Tritium: Fuel for Antinuclear Reactions
There is a political and public relations cauldron boiling in Vermont over a recently discovered tritium leak at the Vermont Yankee nuclear plant. Tritium is a mildly radioactive isotope of hydrogen and has a 10 day biological half-life when it is ingested by humans.
The leak is minute and completely inconsequential from a safety standpoint: the tritium levels very low. Only one ground water sample is slightly above federal drinking water standards (even though the sample points are far away from any sources of drinking water). In fact, the levels are so low that even if you drank water from the test wells, and nothing else, for an ENTIRE YEAR your radiation exposure would be only about 1/10 of what you would receive from one medical x-ray, and a small fraction of your exposure from the natural background radiation. Eating the same quantity of brazil nuts every day, one of the most naturally radioactive foods, would result in MORE exposure to radiation than bathing in the water in these test wells!
These facts have not stopped the antinuclear groups in the area from going berserk. They know when they have the upper hand on a public relations issue, and they are doing everything they can to take advantage of it. Adding fuel to the fire are allegations of false statements by plant officials. At a PSB hearing last spring a plant executive stated he did not believe there was any active buried piping containing radioactive fluids. The official said the plant would verify that was the case and would get back to the board, but reportedly they did not. Potentially adding to the communication difficulties – the phrases “Buried piping” and “underground piping” do NOT mean the same thing. To an engineer the term “buried” piping refers to piping that is buried underground in direct contact with the soil. Underground piping means the piping is below grade and could be located in a vault or concrete trench.

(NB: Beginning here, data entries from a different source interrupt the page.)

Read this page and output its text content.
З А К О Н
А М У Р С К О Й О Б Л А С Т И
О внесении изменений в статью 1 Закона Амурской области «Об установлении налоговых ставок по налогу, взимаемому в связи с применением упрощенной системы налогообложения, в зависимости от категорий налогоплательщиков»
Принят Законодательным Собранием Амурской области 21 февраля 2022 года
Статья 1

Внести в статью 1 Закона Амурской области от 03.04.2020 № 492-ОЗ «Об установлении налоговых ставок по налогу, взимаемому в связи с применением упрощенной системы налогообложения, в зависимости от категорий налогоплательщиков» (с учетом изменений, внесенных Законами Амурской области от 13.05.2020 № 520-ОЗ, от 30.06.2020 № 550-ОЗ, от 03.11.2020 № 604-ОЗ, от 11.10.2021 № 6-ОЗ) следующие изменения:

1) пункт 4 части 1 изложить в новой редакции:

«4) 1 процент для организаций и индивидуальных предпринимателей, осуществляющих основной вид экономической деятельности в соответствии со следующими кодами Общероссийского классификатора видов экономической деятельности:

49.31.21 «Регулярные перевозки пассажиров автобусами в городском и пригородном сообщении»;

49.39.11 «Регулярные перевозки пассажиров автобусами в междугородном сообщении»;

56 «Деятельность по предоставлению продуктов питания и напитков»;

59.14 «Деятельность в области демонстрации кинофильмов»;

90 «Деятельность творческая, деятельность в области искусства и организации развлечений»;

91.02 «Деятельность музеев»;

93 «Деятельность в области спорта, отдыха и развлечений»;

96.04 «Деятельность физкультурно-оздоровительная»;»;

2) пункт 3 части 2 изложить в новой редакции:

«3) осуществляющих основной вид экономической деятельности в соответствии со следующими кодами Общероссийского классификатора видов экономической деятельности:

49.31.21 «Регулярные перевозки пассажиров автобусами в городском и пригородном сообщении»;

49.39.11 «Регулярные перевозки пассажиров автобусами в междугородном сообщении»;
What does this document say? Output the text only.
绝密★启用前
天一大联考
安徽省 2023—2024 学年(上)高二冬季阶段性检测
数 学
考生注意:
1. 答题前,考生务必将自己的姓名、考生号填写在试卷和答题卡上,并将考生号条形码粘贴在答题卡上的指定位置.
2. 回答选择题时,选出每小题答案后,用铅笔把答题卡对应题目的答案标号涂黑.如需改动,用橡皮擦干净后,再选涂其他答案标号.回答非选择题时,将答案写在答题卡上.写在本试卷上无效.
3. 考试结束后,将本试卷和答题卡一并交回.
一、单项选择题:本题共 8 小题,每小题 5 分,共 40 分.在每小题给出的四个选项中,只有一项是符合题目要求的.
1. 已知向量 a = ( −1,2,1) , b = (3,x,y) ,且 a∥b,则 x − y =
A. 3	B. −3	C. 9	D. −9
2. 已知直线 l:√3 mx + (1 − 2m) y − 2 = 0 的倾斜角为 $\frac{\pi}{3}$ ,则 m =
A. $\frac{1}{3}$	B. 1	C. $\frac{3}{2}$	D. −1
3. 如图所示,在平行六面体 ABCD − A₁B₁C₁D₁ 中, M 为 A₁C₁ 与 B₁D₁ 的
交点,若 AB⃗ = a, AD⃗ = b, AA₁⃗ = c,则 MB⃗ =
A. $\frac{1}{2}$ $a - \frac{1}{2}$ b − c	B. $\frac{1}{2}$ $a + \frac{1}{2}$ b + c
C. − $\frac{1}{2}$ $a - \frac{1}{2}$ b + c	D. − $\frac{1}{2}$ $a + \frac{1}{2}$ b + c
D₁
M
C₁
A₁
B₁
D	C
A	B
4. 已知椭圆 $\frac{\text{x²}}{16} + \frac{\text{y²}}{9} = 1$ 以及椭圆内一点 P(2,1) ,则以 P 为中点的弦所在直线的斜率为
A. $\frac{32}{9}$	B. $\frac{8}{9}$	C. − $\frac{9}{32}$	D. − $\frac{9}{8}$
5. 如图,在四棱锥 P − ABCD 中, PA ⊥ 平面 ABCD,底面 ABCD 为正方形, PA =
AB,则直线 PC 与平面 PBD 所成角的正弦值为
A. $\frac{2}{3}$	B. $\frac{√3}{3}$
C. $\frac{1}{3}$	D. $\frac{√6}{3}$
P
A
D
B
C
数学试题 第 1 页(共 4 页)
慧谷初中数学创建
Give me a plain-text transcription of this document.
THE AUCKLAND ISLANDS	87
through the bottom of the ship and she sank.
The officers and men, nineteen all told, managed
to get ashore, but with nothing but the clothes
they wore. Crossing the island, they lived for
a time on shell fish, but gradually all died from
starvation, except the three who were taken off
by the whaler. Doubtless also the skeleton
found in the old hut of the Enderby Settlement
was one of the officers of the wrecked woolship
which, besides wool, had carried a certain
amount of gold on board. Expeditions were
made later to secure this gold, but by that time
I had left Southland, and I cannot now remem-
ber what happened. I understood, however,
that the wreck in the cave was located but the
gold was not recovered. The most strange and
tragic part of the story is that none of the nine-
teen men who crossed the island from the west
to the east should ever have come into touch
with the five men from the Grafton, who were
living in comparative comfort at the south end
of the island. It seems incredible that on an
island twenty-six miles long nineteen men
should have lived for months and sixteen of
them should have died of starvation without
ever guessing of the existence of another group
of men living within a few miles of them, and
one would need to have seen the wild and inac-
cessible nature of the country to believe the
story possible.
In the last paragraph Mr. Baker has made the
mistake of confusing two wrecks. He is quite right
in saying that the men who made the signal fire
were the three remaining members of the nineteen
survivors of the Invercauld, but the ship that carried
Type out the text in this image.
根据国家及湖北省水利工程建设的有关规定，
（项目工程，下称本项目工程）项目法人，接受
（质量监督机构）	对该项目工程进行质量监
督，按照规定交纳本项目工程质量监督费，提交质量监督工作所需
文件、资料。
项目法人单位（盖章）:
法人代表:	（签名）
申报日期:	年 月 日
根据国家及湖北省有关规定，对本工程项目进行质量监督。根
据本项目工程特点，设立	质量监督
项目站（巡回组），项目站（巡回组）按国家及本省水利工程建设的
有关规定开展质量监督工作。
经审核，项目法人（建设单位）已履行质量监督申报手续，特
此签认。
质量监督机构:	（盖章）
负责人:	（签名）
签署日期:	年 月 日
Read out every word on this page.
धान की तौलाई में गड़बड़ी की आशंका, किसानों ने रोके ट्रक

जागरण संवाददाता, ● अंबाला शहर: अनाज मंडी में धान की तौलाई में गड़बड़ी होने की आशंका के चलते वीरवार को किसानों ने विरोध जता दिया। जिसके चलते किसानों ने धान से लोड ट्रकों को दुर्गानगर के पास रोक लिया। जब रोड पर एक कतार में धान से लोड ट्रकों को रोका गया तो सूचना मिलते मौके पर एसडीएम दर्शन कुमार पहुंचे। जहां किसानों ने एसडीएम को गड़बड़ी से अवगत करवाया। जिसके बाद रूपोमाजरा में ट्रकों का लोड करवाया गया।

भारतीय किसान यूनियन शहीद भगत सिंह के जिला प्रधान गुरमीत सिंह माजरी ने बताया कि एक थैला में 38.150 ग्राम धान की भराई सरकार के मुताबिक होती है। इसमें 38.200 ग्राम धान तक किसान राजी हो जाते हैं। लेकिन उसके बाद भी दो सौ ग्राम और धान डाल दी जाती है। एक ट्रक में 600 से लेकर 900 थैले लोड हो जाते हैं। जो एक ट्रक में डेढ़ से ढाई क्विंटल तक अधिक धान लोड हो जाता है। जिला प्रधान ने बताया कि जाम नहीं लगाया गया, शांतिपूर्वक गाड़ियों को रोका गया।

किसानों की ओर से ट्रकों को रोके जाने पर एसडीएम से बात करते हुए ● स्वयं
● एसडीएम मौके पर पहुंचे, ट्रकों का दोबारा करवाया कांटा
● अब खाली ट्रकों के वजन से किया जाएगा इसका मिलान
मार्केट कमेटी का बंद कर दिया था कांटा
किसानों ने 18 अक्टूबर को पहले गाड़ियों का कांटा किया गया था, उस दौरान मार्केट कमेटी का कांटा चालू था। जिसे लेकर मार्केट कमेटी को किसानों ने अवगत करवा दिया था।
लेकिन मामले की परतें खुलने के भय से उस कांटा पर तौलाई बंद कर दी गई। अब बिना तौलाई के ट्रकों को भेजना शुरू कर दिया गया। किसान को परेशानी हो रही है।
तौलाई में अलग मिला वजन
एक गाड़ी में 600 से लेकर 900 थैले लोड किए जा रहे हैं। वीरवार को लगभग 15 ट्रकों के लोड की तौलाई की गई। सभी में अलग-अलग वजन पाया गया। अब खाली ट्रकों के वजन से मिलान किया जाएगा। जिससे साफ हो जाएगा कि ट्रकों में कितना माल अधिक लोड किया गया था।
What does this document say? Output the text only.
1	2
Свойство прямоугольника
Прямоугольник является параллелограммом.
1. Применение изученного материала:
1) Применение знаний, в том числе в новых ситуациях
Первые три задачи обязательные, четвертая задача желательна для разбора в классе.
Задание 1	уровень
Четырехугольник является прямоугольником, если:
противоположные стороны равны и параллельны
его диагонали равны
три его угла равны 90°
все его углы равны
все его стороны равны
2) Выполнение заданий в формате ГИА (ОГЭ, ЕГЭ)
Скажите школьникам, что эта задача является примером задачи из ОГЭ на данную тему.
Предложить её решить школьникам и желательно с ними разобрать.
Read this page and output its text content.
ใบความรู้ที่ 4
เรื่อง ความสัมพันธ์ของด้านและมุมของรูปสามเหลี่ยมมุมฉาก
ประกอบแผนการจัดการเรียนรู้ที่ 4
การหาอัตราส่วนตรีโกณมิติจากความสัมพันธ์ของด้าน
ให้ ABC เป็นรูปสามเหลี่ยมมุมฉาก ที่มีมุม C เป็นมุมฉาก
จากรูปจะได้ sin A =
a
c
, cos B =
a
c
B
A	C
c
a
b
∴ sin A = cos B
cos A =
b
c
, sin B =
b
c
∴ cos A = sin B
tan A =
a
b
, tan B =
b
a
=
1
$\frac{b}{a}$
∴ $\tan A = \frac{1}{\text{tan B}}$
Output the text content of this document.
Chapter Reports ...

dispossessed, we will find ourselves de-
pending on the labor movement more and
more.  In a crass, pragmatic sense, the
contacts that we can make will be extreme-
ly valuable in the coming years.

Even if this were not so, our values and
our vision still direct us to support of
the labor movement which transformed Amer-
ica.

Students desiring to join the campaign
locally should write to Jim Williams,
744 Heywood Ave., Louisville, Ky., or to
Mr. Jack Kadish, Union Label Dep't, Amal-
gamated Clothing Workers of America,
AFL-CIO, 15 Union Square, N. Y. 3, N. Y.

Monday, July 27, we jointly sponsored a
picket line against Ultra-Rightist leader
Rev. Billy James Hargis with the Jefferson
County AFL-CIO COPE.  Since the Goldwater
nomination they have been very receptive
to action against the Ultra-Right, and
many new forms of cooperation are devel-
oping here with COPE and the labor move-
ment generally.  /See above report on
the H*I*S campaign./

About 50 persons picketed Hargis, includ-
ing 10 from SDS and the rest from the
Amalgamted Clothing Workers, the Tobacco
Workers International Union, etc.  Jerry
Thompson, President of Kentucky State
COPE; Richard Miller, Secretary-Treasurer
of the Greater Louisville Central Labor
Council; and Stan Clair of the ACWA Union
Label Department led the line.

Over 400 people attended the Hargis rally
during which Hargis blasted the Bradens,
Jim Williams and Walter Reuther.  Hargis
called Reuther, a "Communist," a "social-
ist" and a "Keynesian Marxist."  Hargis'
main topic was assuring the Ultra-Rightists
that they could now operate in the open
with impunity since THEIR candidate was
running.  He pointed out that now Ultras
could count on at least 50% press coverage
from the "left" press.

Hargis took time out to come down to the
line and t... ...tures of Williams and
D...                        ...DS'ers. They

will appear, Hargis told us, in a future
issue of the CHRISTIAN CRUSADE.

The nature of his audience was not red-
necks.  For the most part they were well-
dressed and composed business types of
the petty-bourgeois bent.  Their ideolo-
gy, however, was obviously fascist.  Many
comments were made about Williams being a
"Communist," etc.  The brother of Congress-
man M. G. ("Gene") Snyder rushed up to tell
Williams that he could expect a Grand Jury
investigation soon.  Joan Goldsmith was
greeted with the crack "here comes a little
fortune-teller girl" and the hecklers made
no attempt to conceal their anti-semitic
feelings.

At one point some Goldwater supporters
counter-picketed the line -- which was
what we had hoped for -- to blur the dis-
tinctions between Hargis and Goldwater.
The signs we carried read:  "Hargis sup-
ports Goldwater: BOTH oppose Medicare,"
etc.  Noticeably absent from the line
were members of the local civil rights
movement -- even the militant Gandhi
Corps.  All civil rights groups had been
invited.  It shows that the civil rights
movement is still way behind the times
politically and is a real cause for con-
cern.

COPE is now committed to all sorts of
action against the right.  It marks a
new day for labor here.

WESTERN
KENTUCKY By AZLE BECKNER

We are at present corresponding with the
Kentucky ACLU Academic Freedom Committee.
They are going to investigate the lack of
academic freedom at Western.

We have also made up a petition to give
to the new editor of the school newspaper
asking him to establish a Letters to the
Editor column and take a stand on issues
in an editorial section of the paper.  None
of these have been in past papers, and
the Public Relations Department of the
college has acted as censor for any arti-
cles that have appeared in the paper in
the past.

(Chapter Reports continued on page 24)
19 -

Plant personnel have apologized for the miscommunication and are actively looking for the source of the leak. Timing could not be worse because the VT public service commission has yet to make a ruling on Entergy’s proposal to create a new nuclear only generating company, and the VT state legislature has yet to vote on the plant’s request for a license extension.
Vermont Yankee has passed every NRC inspection in flying colors and is operated both safely and reliably. In fact, the plant recently earned the highest possible rating from the Institute of Nuclear Power Operations.